L’inflation française est tombée à 0,7% en mai
L’inflation poursuit sa décrue en France. Elle a ralenti en mai à 0,7% sur un an, selon les données provisoires publiées mardi par l’Institut national de la statistique et des études économiques (Insee). Sur un mois, les prix à la consommation ont diminué de 0,1% en mai, après une hausse de 0,6% en avril, alors que le consensus anticipait une inflation stable. Les prix à la consommation avaient augmenté de 0,8% sur un an en avril, en mars ainsi qu’en février.

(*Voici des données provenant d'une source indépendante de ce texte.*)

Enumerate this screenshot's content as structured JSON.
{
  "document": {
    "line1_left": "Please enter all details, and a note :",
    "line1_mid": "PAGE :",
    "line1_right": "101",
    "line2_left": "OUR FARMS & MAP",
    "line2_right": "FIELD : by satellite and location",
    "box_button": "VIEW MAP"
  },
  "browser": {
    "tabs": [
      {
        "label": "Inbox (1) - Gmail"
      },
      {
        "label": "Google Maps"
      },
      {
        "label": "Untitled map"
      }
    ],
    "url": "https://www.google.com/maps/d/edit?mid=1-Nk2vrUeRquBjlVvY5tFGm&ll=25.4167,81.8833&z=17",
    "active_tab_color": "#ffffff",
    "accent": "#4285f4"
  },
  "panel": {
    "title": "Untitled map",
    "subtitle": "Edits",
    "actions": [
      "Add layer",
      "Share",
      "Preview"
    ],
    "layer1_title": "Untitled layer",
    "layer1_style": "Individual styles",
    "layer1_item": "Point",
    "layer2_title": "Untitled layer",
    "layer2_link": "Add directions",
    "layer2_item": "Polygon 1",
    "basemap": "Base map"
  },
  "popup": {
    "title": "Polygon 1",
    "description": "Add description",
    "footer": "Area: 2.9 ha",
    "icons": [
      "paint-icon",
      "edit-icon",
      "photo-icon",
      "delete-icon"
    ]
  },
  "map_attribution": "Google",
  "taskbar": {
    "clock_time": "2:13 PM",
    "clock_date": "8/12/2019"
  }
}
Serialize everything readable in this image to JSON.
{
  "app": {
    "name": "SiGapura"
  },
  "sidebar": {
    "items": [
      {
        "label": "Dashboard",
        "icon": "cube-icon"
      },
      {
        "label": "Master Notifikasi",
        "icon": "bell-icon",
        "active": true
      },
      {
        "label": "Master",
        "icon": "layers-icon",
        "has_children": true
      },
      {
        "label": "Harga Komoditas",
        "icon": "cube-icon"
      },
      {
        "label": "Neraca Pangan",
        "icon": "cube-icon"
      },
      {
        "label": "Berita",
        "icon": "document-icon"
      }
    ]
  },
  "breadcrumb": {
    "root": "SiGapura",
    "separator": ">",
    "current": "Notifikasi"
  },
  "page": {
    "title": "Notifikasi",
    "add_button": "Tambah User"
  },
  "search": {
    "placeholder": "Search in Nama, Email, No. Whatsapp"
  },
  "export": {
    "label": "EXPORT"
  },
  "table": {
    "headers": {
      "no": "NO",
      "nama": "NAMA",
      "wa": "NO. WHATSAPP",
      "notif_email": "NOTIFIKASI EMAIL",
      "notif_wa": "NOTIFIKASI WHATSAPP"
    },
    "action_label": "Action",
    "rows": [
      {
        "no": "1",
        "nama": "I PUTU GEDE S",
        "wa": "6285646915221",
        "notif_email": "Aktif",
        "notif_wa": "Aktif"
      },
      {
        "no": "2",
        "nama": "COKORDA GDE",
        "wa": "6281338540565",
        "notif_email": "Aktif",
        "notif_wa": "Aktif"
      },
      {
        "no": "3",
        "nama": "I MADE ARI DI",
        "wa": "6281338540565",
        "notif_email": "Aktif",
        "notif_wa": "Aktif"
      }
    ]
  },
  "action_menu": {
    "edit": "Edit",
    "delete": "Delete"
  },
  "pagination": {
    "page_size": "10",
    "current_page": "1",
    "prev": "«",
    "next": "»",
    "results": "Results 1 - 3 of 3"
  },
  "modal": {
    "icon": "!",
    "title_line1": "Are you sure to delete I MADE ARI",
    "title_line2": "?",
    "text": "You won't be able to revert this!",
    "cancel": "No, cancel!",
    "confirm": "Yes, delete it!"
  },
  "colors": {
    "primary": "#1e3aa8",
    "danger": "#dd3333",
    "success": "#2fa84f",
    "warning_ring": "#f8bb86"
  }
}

L’indice des prix à la consommation harmonisé (IPCH), qui permet les comparaisons entre pays de l’Union européenne et qui est suivi de près par la Banque centrale européenne, a progressé de 0,6% sur un an en mai, après 0,9% en avril. Sur un mois, l’indice a reculé de 0,2% en mai, après une progression de 0,7% en avril. «Ces chiffres sont très faibles, souligne Claus Vistesen, chef économiste zone euro chez Pantheon Macroeconomics. La baisse de 0,2 % de l’IPCH sur un mois est inférieure de 0,3 point de pourcentage à nos prévisions.» Ce dernier anticipe pour la zone euro une inflation mensuelle en très légère baisse et une inflation annuelle à 1,9% en mai. Celle-ci sera publiée mardi 3 juin.
Nouvelle baisse de l'énergie
«Cette baisse de l’inflation s’expliquerait par le ralentissement des prix des services, notamment dû à un ralentissement des prix des transports et à une baisse plus marquée de ceux des communications, ainsi que par l’accentuation de la baisse des prix de l'énergie», a indiqué l’Insee dans un communiqué. Les prix de l'énergie ont diminué de 8,1% en glissement annuel en mai après 7,8% en avril, soit le quatrième mois consécutif de repli, tirés par ceux des produits pétroliers et du gaz. L’inflation dans les services baisse sensiblement, à 2,1 % en mai après 2,4 % en avril. «La baisse de l’inflation sur les services indique que la tendance désinflationniste est profonde», relève Sylvain Bersinger, chef économiste chez Asterès.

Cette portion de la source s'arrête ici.